The largest open-source dataset of car designs, including their aerodynamics

Open-source aerodynamics tools and methods

  • Multiple commenters recommend open-source tools for aircraft/RC/flying-wing design:
    • CFD: OpenFOAM (powerful but often overkill for hobby use).
    • 2D airfoils: XFOIL.
    • 3D / vortex lattice / panel methods: AVL, VSP Aero, XFLR5, FreeWake, Datcom.
    • Higher-level toolkit: AeroSandbox (GitHub).
  • Consensus: for “normal-ish” designs, panel / potential-flow models are much easier and faster than full CFD, and good enough for performance and stability estimates.
  • Emphasis that some aeronautics background is needed to interpret results and understand limitations.

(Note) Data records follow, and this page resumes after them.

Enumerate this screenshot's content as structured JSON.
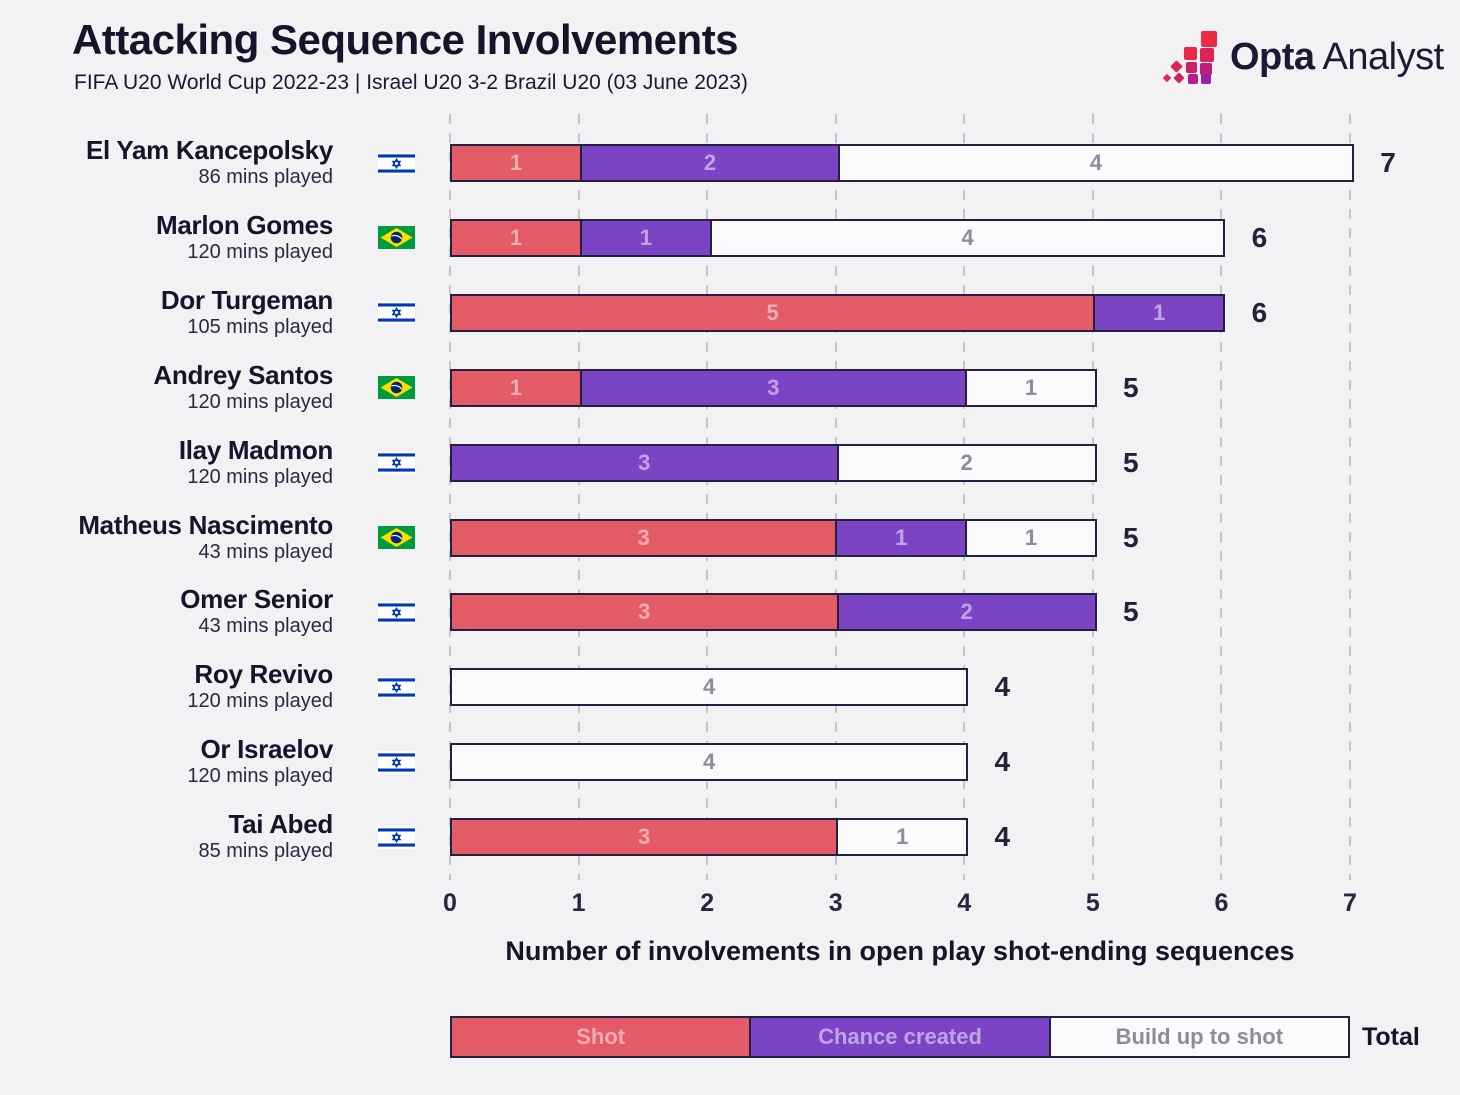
{
  "header": {
    "title": "Attacking Sequence Involvements",
    "subtitle": "FIFA U20 World Cup 2022-23 | Israel U20 3-2 Brazil U20 (03 June 2023)",
    "logo": {
      "brand_bold": "Opta",
      "brand_regular": "Analyst"
    }
  },
  "colors": {
    "background": "#f2f1f3",
    "shot": "#e25b66",
    "chance_created": "#7b44c5",
    "build_up_fill": "#fbfafc",
    "bar_border": "#262040",
    "gridline": "#c7c5cc",
    "text_dark": "#18122b",
    "israel_blue": "#0038b8",
    "brazil_green": "#009b3a",
    "brazil_yellow": "#fedf00",
    "brazil_blue": "#002776"
  },
  "chart_data": {
    "type": "bar",
    "orientation": "horizontal",
    "stacked": true,
    "title": "Attacking Sequence Involvements",
    "xlabel": "Number of involvements in open play shot-ending sequences",
    "xlim": [
      0,
      7
    ],
    "xticks": [
      0,
      1,
      2,
      3,
      4,
      5,
      6,
      7
    ],
    "grid": "dashed-vertical",
    "legend_position": "bottom",
    "legend": [
      {
        "key": "shot",
        "label": "Shot"
      },
      {
        "key": "chance_created",
        "label": "Chance created"
      },
      {
        "key": "build_up",
        "label": "Build up to shot"
      }
    ],
    "legend_total_label": "Total",
    "rows": [
      {
        "player": "El Yam Kancepolsky",
        "mins": "86 mins played",
        "flag": "israel",
        "shot": 1,
        "chance_created": 2,
        "build_up": 4,
        "total": 7
      },
      {
        "player": "Marlon Gomes",
        "mins": "120 mins played",
        "flag": "brazil",
        "shot": 1,
        "chance_created": 1,
        "build_up": 4,
        "total": 6
      },
      {
        "player": "Dor Turgeman",
        "mins": "105 mins played",
        "flag": "israel",
        "shot": 5,
        "chance_created": 1,
        "build_up": 0,
        "total": 6
      },
      {
        "player": "Andrey Santos",
        "mins": "120 mins played",
        "flag": "brazil",
        "shot": 1,
        "chance_created": 3,
        "build_up": 1,
        "total": 5
      },
      {
        "player": "Ilay Madmon",
        "mins": "120 mins played",
        "flag": "israel",
        "shot": 0,
        "chance_created": 3,
        "build_up": 2,
        "total": 5
      },
      {
        "player": "Matheus Nascimento",
        "mins": "43 mins played",
        "flag": "brazil",
        "shot": 3,
        "chance_created": 1,
        "build_up": 1,
        "total": 5
      },
      {
        "player": "Omer Senior",
        "mins": "43 mins played",
        "flag": "israel",
        "shot": 3,
        "chance_created": 2,
        "build_up": 0,
        "total": 5
      },
      {
        "player": "Roy Revivo",
        "mins": "120 mins played",
        "flag": "israel",
        "shot": 0,
        "chance_created": 0,
        "build_up": 4,
        "total": 4
      },
      {
        "player": "Or Israelov",
        "mins": "120 mins played",
        "flag": "israel",
        "shot": 0,
        "chance_created": 0,
        "build_up": 4,
        "total": 4
      },
      {
        "player": "Tai Abed",
        "mins": "85 mins played",
        "flag": "israel",
        "shot": 3,
        "chance_created": 0,
        "build_up": 1,
        "total": 4
      }
    ]
  }
}
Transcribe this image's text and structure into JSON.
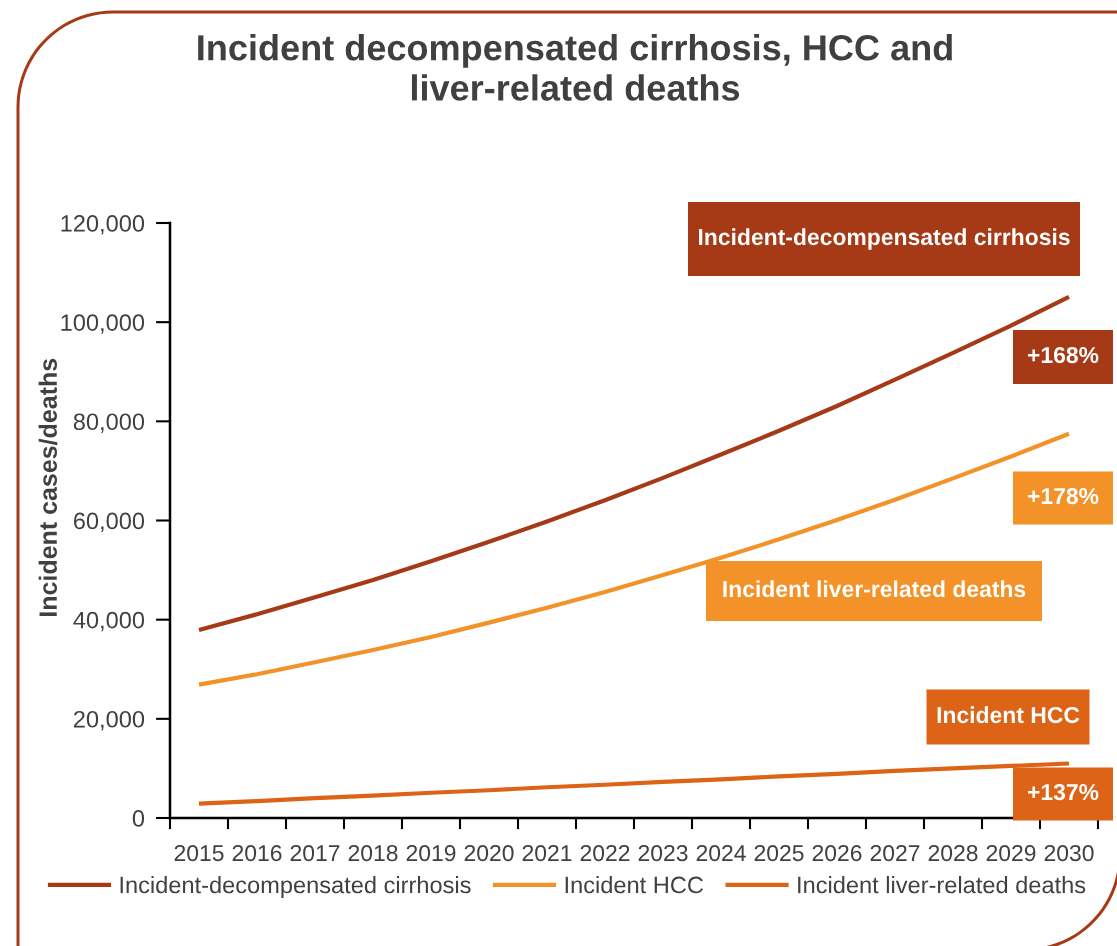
{
  "chart_data": {
    "type": "line",
    "title": "Incident decompensated cirrhosis, HCC and\nliver-related deaths",
    "ylabel": "Incident cases/deaths",
    "categories": [
      "2015",
      "2016",
      "2017",
      "2018",
      "2019",
      "2020",
      "2021",
      "2022",
      "2023",
      "2024",
      "2025",
      "2026",
      "2027",
      "2028",
      "2029",
      "2030"
    ],
    "series": [
      {
        "name": "Incident-decompensated cirrhosis",
        "color": "#a63a17",
        "values": [
          37900,
          41100,
          44500,
          48000,
          51800,
          55700,
          59800,
          64100,
          68600,
          73300,
          78100,
          83100,
          88400,
          93800,
          99300,
          105100
        ]
      },
      {
        "name": "Incident HCC",
        "color": "#f29228",
        "values": [
          26900,
          29000,
          31400,
          33900,
          36500,
          39400,
          42400,
          45600,
          49000,
          52500,
          56200,
          60100,
          64200,
          68500,
          72900,
          77500
        ]
      },
      {
        "name": "Incident liver-related deaths",
        "color": "#dd6316",
        "values": [
          2900,
          3400,
          4000,
          4500,
          5100,
          5600,
          6200,
          6700,
          7300,
          7800,
          8400,
          8900,
          9500,
          10000,
          10500,
          11000
        ]
      }
    ],
    "ylim": [
      0,
      120000
    ],
    "yticks": [
      0,
      {
        "value": 20000,
        "label": "20,000"
      },
      {
        "value": 40000,
        "label": "40,000"
      },
      {
        "value": 60000,
        "label": "60,000"
      },
      {
        "value": 80000,
        "label": "80,000"
      },
      {
        "value": 100000,
        "label": "100,000"
      },
      {
        "value": 120000,
        "label": "120,000"
      }
    ],
    "legend": "bottom",
    "line_style": "solid",
    "annotations": [
      "Incident-decompensated cirrhosis",
      "+168%",
      "+178%",
      "Incident liver-related deaths",
      "Incident HCC",
      "+137%"
    ]
  }
}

Dataset scope, content, and access

  • Data is hosted on Harvard Dataverse and referenced GitHub; also mirrored at caemldatasets.org without access restrictions.
  • Dataset size is reported as “a few hundred gigabytes.”
  • Clarification that the dataset consists of parametric, randomized car-like shapes derived from a template, not CAD models of real production cars.
  • One linked paper describes it as a large multimodal car dataset with CFD simulations and deep learning benchmarks; practical downstream uses are not deeply discussed in the thread.

Licensing and “open source” controversy

  • Dataset is licensed under Creative Commons Attribution–NonCommercial (CC BY‑NC 4.0).
  • Several commenters argue that:
    • Non-commercial licenses are not “open source” under established definitions.
    • Calling it “open source” is misleading and waters down important legal concepts.
  • Others note:
    • CC BY‑NC still allows broad access, but restricts commercialization of the dataset.
    • There is ambiguity about whether using the data inside a commercial workflow (e.g., training models, designing a car) would violate “NC”; interpretations differ and remain unclear.

Car design, modularity, and aesthetics

  • Some lament that aerodynamics + regulation push all cars toward similar “blobs.”
  • Others welcome standardization and shared parts for cost and repair benefits, but note manufacturers have incentives to avoid interchangeable components to protect margins.
  • There is a tension between:
    • Desire for cheap, robust, standardized vehicles.
    • Desire for emotionally appealing, varied designs; several commenters feel current design trends are in a “dark age.”

EV size, weight, and efficiency debates

  • Extensive side discussion on why many modern EVs are heavy crossovers/SUVs:
    • Large, heavy battery packs to meet customer range expectations.
    • Consumer preference and profit margins for SUVs and crossovers.
    • Safety, crash standards, and “arms race” dynamics with larger vehicles.
  • Energy-density arguments:
    • One side cites ≈100× higher gravimetric energy density of gasoline vs batteries.
    • Another points out EVs’ higher drivetrain efficiency and regenerative braking, reducing the effective gap to around 5× in practice for usable energy.
    • Disagreement on whether that numerical refinement is “pedantic” or materially important.
  • Some argue ICE vehicles remain more mature and cost-effective; others claim certain EVs (e.g., mid-market crossovers) can already be more cost-effective than comparable ICE models.
  • Electric aircraft are mentioned as an example where battery weight and inability to “burn off” mass severely limit viability; landing-weight constraints exacerbate this.

Future EV architectures and packaging

  • Several comments note that many current EVs are adapted from ICE platforms, limiting efficiency and packaging gains.
  • Others highlight a shift toward EV-native platforms:
    • Examples cited (Tesla, Hyundai, etc.) and quotes from an automaker CEO promising “super-efficient platforms” with small exterior size but larger interior volume, and sub‑$40k or even sub‑$30k targets.
    • Suggestion that truly compact, efficient, family-friendly EVs may emerge within a few years.

Questions about aerodynamic extremes

  • A commenter asks how many of the ~8,000 shapes achieve very low drag coefficients (Cd < 0.20), citing a historical EV with Cd 0.19.
  • The thread does not provide an answer; distribution of Cd values in the dataset remains unclear.